The text reads suspiciously like AI too. I don't X -- I Y. Short paragraphs, lots of em-dashes.

w4yai|1 month ago

Why are you sick of AI images, but you're not about stock images ?

They've equally filled the web and articles for the last years.

At least, AI images feel more on point.

derekp7|1 month ago

Honest question. For the purpose of adding a throw-away visual to help set the tone of an article, is there really any difference between shitty AI slop vs shitty Photoshop slop? Either way it is obvious that this isn't a real studio photo, and that wouldn't be expected. I guess the better (or more traditional) article picture would be a hand illustrated piece that an in-house artist would throw together in maybe an hour or two, depending on the detail and desired quality.

andy99|1 month ago

I call it “AI blindness”, people genuinely don’t see what’s bad about AI output, it happens across code, text, and images. Same as the title itself being X not Y AI slop.

antisol|1 month ago

  > I would never have written my own sorting algorithm to sort a list in the past. 
Well then I guess times haven't changed, because you still haven't written a sorting algorithm. Instead you've - at best - done a code review for one. One that based on my experience is almost certainly a shoddy, substandard implementation with the type of quality I'd be professionally embarrassed to attach my name to in a commit log.

  > I would instead rely on abstractions left for me by those with more experience.
And you'd have been better off, because now you've got the burden of maintaining a poorly-implemented sorting algorithm that you don't understand that's living in your codebase. What could possibly go wrong?

Further, those abstractions that you just threw away to roll your own encryption were written by actually talented people who actually took the time to think about their implementation before shitting it out into the world. The implementations you'll find in libaries will be superior in every way to the trash your LLM will pump out.

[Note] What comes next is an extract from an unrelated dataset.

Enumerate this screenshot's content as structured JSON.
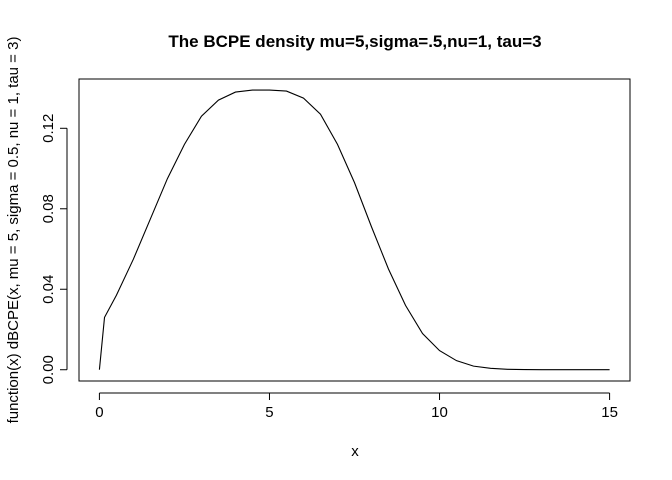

So, TL;DR: congratulations, you've just announced to the world that you're proud that you're a bad coder and that the software you're being paid to produce is getting worse.

Totally unrelated video I watched recently: https://www.youtube.com/watch?v=7pqF90rstZQ

(for those with the kind of attention span that causes them to use LLMs, maybe just skip ahead to the "this is what you sound like" section, circa 17 mins)

rtgfhyuj|1 month ago

ai slop justifications will become the norm.